Graças a Deus, nestes últimos cinco séculos, surgiram grandes mestres cristãos (Calvino, Lutero, Aquino, Guillon, Nee). Eles foram verdadeiros timoneiros que, subindo nos ombros uns dos outros, puderam enxergar cada vez mais longe e colocar o navio no rumo certo. Esse enxergar mais longe foi possível graças ao acúmulo de conhecimento histórico e espiritual, ao desenvolvimento de novas tecnologias de estudo e à liberação de novas revelações divinas. Dessa forma, a Palavra de Deus pôde ser mais revelada, liberando ainda mais o sopro divino “oculto” em suas páginas.
O livro de Gênesis, escrito por Moisés sob o sopro de Deus, tinha o título original de “Em (o) princípio”. A septuaginta (tradução grega do Velho Testamento) adotou a palavra latina que conhecemos hoje que significa “dar à luz, origem”. Em Gênesis, portanto, estão todas as sementes das verdades divinas.

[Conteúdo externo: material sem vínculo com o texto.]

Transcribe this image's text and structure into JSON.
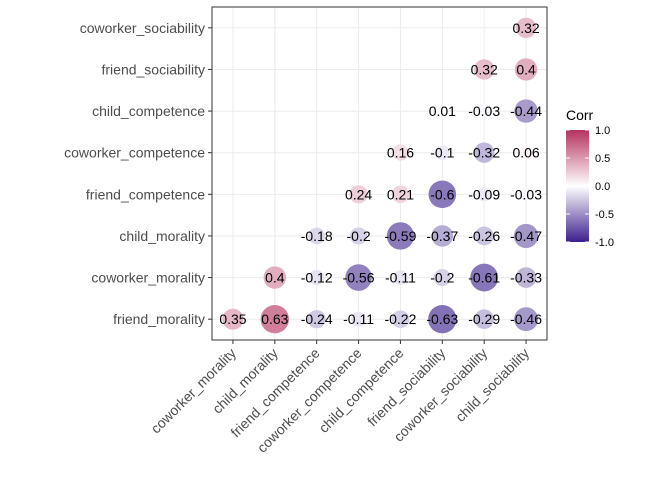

Note que, de acordo com a tradução literal de 2Tm 3:16: “Toda a Escritura é soprada por Deus”, não é apenas “inspirada” por Ele. Não é simplesmente Sua Palavra ou Seu Pensamento, mas o próprio sopro (o Espírito) de Deus. O que Deus é foi soprado para dentro da Bíblia. É o mesmo sopro que Ele utilizou para dar vida ao homem! É o sopro da vida!

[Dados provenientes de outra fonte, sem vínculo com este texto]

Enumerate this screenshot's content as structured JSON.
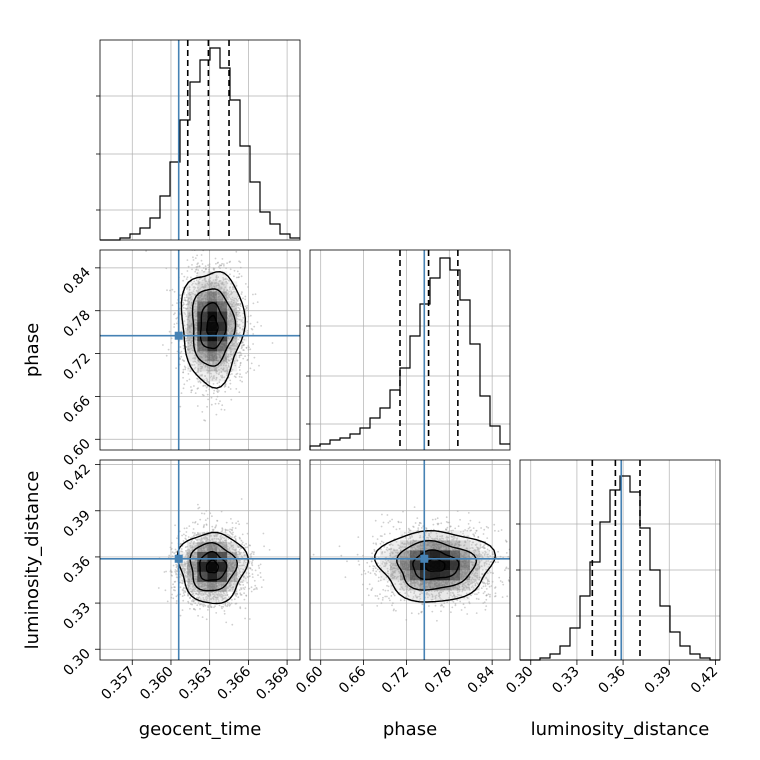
{
  "colors": {
    "truth": "#4682b4",
    "hist": "#000000",
    "grid": "#b0b0b0",
    "points": "#a8a8a8"
  },
  "chart_data": {
    "type": "corner",
    "parameters": [
      "geocent_time",
      "phase",
      "luminosity_distance"
    ],
    "axis_labels": {
      "geocent_time": "geocent_time",
      "phase": "phase",
      "luminosity_distance": "luminosity_distance"
    },
    "ranges": {
      "geocent_time": [
        0.3545,
        0.37
      ],
      "phase": [
        0.585,
        0.865
      ],
      "luminosity_distance": [
        0.293,
        0.423
      ]
    },
    "ticks": {
      "geocent_time": [
        0.357,
        0.36,
        0.363,
        0.366,
        0.369
      ],
      "phase": [
        0.6,
        0.66,
        0.72,
        0.78,
        0.84
      ],
      "luminosity_distance": [
        0.3,
        0.33,
        0.36,
        0.39,
        0.42
      ]
    },
    "tick_labels": {
      "geocent_time": [
        "0.357",
        "0.360",
        "0.363",
        "0.366",
        "0.369"
      ],
      "phase": [
        "0.60",
        "0.66",
        "0.72",
        "0.78",
        "0.84"
      ],
      "luminosity_distance": [
        "0.30",
        "0.33",
        "0.36",
        "0.39",
        "0.42"
      ]
    },
    "truths": {
      "geocent_time": 0.3606,
      "phase": 0.745,
      "luminosity_distance": 0.3588
    },
    "quantiles": {
      "geocent_time": [
        0.3613,
        0.3629,
        0.3645
      ],
      "phase": [
        0.711,
        0.751,
        0.792
      ],
      "luminosity_distance": [
        0.34,
        0.355,
        0.371
      ]
    },
    "histograms": {
      "geocent_time": [
        0.0,
        0.0,
        0.01,
        0.03,
        0.06,
        0.11,
        0.22,
        0.39,
        0.6,
        0.79,
        0.9,
        0.96,
        0.86,
        0.7,
        0.47,
        0.29,
        0.14,
        0.08,
        0.03,
        0.01
      ],
      "phase": [
        0.02,
        0.03,
        0.05,
        0.06,
        0.08,
        0.11,
        0.16,
        0.21,
        0.3,
        0.41,
        0.57,
        0.73,
        0.86,
        0.96,
        0.9,
        0.75,
        0.53,
        0.27,
        0.12,
        0.03
      ],
      "luminosity_distance": [
        0.0,
        0.0,
        0.01,
        0.03,
        0.07,
        0.16,
        0.32,
        0.49,
        0.69,
        0.85,
        0.92,
        0.84,
        0.66,
        0.45,
        0.27,
        0.14,
        0.07,
        0.03,
        0.01,
        0.0
      ]
    },
    "density_center": {
      "geocent_time_vs_phase": {
        "x": 0.3632,
        "y": 0.758
      },
      "geocent_time_vs_luminosity_distance": {
        "x": 0.3632,
        "y": 0.3535
      },
      "phase_vs_luminosity_distance": {
        "x": 0.76,
        "y": 0.3545
      }
    },
    "grid": true
  }
}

Esta é a principal revelação da Bíblia: Ela é a vida.
Seu ponto central é a vida!
Certo. Sabemos que o ponto central dela é a vida. Isso é importante para removermos algumas das barreiras que nos dificultavam o entendimento. Agora devemos responder a uma pergunta extremamente crucial:
O que é a vida para a Bíblia?
Certamente a resposta a essa pergunta esclarecerá muitas outras coisas e removerá muitas outras barreiras que dificultavam nossa compreensão.

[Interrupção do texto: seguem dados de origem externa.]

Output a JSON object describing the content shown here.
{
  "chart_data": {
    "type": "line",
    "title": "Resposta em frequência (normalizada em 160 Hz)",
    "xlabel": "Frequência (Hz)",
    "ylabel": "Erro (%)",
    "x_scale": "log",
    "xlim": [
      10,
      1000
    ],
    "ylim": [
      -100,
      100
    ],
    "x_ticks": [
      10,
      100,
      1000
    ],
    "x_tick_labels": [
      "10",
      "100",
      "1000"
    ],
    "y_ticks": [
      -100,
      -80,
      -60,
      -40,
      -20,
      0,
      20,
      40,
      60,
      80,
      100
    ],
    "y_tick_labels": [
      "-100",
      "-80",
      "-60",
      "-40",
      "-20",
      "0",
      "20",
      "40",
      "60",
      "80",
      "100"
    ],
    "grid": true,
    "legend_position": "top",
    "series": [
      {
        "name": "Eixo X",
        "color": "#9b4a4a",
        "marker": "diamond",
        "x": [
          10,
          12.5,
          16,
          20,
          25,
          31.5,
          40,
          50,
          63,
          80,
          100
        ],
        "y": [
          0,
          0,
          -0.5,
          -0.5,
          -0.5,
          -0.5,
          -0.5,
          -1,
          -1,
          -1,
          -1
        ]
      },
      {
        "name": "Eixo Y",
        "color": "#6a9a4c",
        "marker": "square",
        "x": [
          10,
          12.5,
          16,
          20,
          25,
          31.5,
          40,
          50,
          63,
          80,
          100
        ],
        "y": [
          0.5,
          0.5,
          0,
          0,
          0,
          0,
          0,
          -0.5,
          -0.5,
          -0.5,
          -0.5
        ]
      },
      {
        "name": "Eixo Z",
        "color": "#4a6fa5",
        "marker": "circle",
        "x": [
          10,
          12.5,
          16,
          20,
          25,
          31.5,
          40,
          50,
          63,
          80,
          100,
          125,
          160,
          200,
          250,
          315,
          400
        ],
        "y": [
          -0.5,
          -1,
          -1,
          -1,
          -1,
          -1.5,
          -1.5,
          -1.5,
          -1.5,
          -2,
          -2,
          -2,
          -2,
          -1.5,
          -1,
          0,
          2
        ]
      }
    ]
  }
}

Surpreendentemente a Bíblia não nos responde o QUE é a vida,
mas QUEM é a vida.
Então QUEM é a vida na Bíblia?
A resposta vem nas palavras do próprio Senhor Jesus. Ele diz diversas vezes: “Eu sou a vida” e “Eu vim para que tenham vida”. Citando apenas o evangelho de João (com grifos meus):
“Nele estava a vida, e a vida era a luz dos homens;” Jo1:4
“Em verdade, em verdade vos digo que quem ouve a minha palavra, e crê naquele que me enviou, tem a vida eterna e não entra em juízo, mas já passou da morte para a vida.” Jo 5:24
“Pois assim como o Pai tem vida em si mesmo, assim também deu ao Filho ter vida em si mesmo;” Jo 5:26
“Então Jesus tornou a falar-lhes, dizendo: Eu sou a luz do mundo; quem me segue de modo algum andará em trevas, mas terá a luz da vida.” Jo 8:12
“Respondeu-lhe Jesus: Eu sou o caminho, e a verdade, e a vida; ninguém vem ao Pai, senão por mim.” Jo 14:6
“Jesus, na verdade, operou na presença de seus discípulos ainda muitos outros sinais que não estão escritos neste livro; estes, porém, estão escritos para que creiais que Jesus é o Cristo, o Filho de Deus, e para que, crendo, tenhais vida em seu nome.” Jo 20:30-31
Há, por toda a Bíblia, muitas passagens como essas. Talvez a mais apropriada, no contexto dessa jornada, seja:
“Examinais as Escrituras, porque julgais ter nelas a vida eterna;
e são elas que dão testemunho de mim,
mas não quereis vir a mim para terdes vida!” Jo 5:39-40
Realmente toda a Bíblia dá testemunho de Jesus! Hebreus 10:7 confirma que o Velho Testamento (VT) foi escrito a respeito de Jesus.
Podemos dividir o VT em três seções principais: Moisés (que representa a lei), os profetas e os Salmos. O Senhor Jesus disse que em cada seção do VT há algo escrito a Seu respeito (Lc 24:27,44). No Novo Testamento, esse mistério é plenamente elucidado em Ef 1:9-10: “fazendo-nos conhecer o mistério da sua vontade, segundo o seu beneplácito, que nele propôs para a dispensação da plenitude dos tempos, de fazer convergir em Cristo TODAS as coisas, tanto as que estão nos céus como as que estão na terra,”. (destaque meu). Em Jo 1:2-3 temos que: “Ele estava no princípio com Deus. Todas as coisas foram feitas por intermédio dele, e sem Ele nada do que foi feito se fez”. (grifo meu).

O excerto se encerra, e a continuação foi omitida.